Judge James Donato of California has blocked a federal rule allowing pandemic relief aid to be given to private schools instead of K-12 public schools.

The decision temporarily halts the U.S. government from implementing the rule in Michigan, California, Hawaii, Maine, Maryland, New Mexico, Pennsylvania and Wisconsin; Washington, D.C.; and school districts in New York City, Chicago, Cleveland and San Francisco.

Abbott Laboratories has been granted permission to market its new COVID-19 portable antigen test that can deliver results within 15 minutes. The $5 test, called BinaxNOW, is about the size of a credit card and requires no additional equipment to operate.

Abbott executives say the test, which uses a less invasive nasal swab, could be used to test those returning to schools or workplaces and could help aid the reopening of the U.S., the executives said.

The company plans to make the tests available for sale in September.

Abbott has also created an app that those who have taken the test could present before entering venues to show that they are coronavirus-free.

Antigen tests like BinaxNOW are indeed cheaper and faster than lab-based diagnostic tests but somewhat more likely to fail to identify positive cases of the virus.

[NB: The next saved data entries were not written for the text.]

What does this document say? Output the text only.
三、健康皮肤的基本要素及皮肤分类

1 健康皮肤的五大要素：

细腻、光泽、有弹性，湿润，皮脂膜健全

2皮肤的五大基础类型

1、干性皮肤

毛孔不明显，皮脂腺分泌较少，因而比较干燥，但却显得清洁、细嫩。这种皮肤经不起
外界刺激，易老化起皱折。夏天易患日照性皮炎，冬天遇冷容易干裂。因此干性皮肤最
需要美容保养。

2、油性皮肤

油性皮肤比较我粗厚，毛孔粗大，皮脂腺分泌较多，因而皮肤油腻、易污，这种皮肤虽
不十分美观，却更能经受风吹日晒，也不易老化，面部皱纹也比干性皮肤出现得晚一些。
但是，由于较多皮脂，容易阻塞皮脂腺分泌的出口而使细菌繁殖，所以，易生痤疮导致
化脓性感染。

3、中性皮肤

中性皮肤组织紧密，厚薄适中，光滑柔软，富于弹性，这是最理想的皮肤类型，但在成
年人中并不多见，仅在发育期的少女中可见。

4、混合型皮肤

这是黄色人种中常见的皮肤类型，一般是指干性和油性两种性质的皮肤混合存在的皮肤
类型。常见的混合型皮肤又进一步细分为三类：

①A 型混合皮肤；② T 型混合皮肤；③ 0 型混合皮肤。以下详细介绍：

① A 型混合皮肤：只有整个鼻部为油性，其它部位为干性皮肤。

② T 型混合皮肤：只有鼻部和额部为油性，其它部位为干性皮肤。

According to a recent survey by human resources consulting firm Mercer, 83% of employers say that, even after the pandemic crisis ends, they plan to offer workers the choice of working remotely or adjusting their schedules.

Ninety-four percent of employers surveyed said that company productivity was the same or better than what it was before the pandemic.

The pandemic has closed the doors of the first department store established in the U.S. Lord & Taylor, once a mainstay of high-end fashion, announced on Thursday that it is officially going out of business after 200 years.

Last week, the company announced it would keep 14 of its stores open. But in a quick reversal, all of its 38 remaining stores and website have begun liquidation sales.